Harrell called Cliff an “exceptional artist” and said her use of bright colors fits “exactly what (they) want to accomplish.”

The mural could do more than just “emphasize the city’s pride, strength, individuality, uniqueness and diverse culture,” as Harrell put it. It could also discourage graffiti in the garage, which the city would otherwise have to pay to clean up. Harrell said it costs the city around $5,000 annually to remove “crude graffiti” in downtown parking garages.

Harrell also said public art projects like this can benefit businesses in downtown; he cited an article in Forbes about murals in Los Angeles that said that the new murals increased revenue for nearby businesses there by 5% to 10%.

“Anytime we can encourage more visitors to restaurants or retail stores downtown, there’s a huge benefit,” Harrell said.

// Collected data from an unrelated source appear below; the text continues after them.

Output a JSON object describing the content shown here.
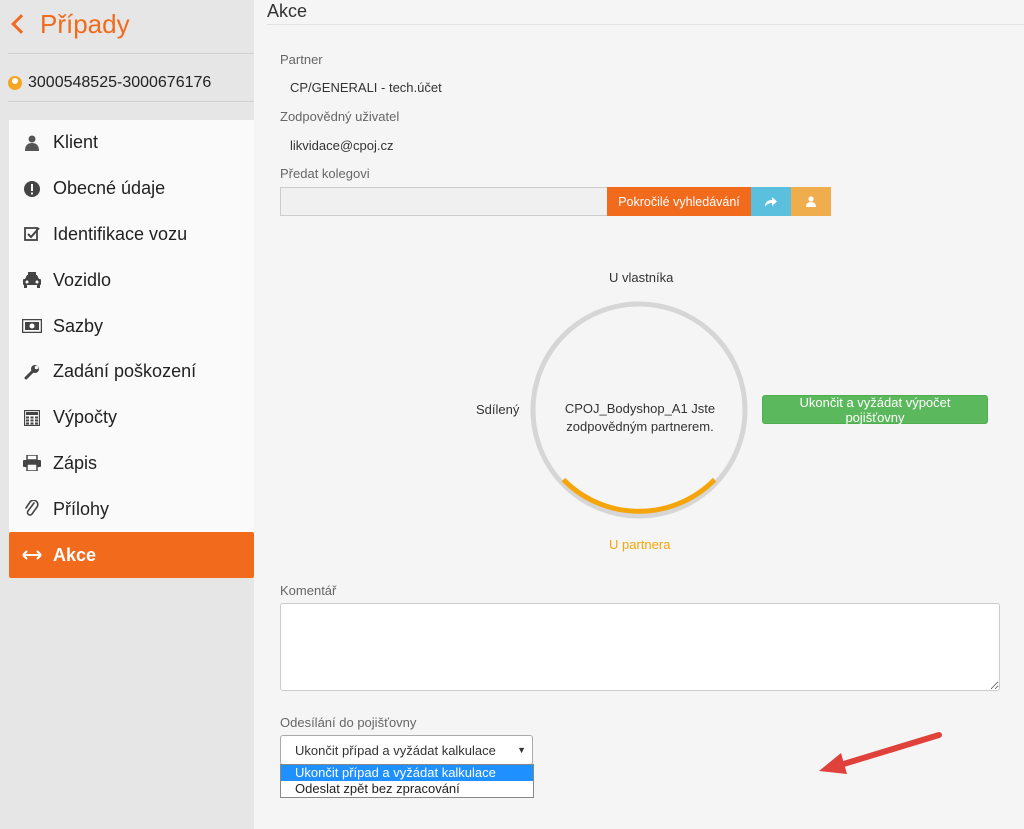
{
  "header": {
    "back_label": "Případy"
  },
  "case": {
    "id": "3000548525-3000676176"
  },
  "sidebar": {
    "items": [
      {
        "label": "Klient",
        "icon": "user-icon"
      },
      {
        "label": "Obecné údaje",
        "icon": "exclamation-circle-icon"
      },
      {
        "label": "Identifikace vozu",
        "icon": "checkbox-icon"
      },
      {
        "label": "Vozidlo",
        "icon": "car-icon"
      },
      {
        "label": "Sazby",
        "icon": "money-icon"
      },
      {
        "label": "Zadání poškození",
        "icon": "wrench-icon"
      },
      {
        "label": "Výpočty",
        "icon": "calculator-icon"
      },
      {
        "label": "Zápis",
        "icon": "printer-icon"
      },
      {
        "label": "Přílohy",
        "icon": "paperclip-icon"
      },
      {
        "label": "Akce",
        "icon": "arrows-horizontal-icon"
      }
    ],
    "active": "Akce"
  },
  "main": {
    "title": "Akce",
    "partner_label": "Partner",
    "partner_value": "CP/GENERALI - tech.účet",
    "responsible_label": "Zodpovědný uživatel",
    "responsible_value": "likvidace@cpoj.cz",
    "handover_label": "Předat kolegovi",
    "handover_value": "",
    "advanced_search_label": "Pokročilé vyhledávání",
    "ring": {
      "top_label": "U vlastníka",
      "left_label": "Sdílený",
      "bottom_label": "U partnera",
      "center_text": "CPOJ_Bodyshop_A1 Jste zodpovědným partnerem.",
      "active_state": "U partnera"
    },
    "finish_button_label": "Ukončit a vyžádat výpočet pojišťovny",
    "comment_label": "Komentář",
    "comment_value": "",
    "send_label": "Odesílání do pojišťovny",
    "send_selected": "Ukončit případ a vyžádat kalkulace",
    "send_options": [
      "Ukončit případ a vyžádat kalkulace",
      "Odeslat zpět bez zpracování"
    ]
  },
  "colors": {
    "accent": "#f26a1b",
    "success": "#5cb85c",
    "info": "#5bc0de",
    "warning": "#f0ad4e",
    "ring_active": "#f5a50a",
    "annotation_arrow": "#e0413b"
  }
}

Harrell said he hopes that this can be a starting point for more public artwork around the parking structures in the city. He said the city was looking to identify two or three other locations that would be good for murals, including some of the alleyways behind the New Hampshire Street parking garage.

“I hope this is a building block for additional art and brightness in the community.” Harrell said.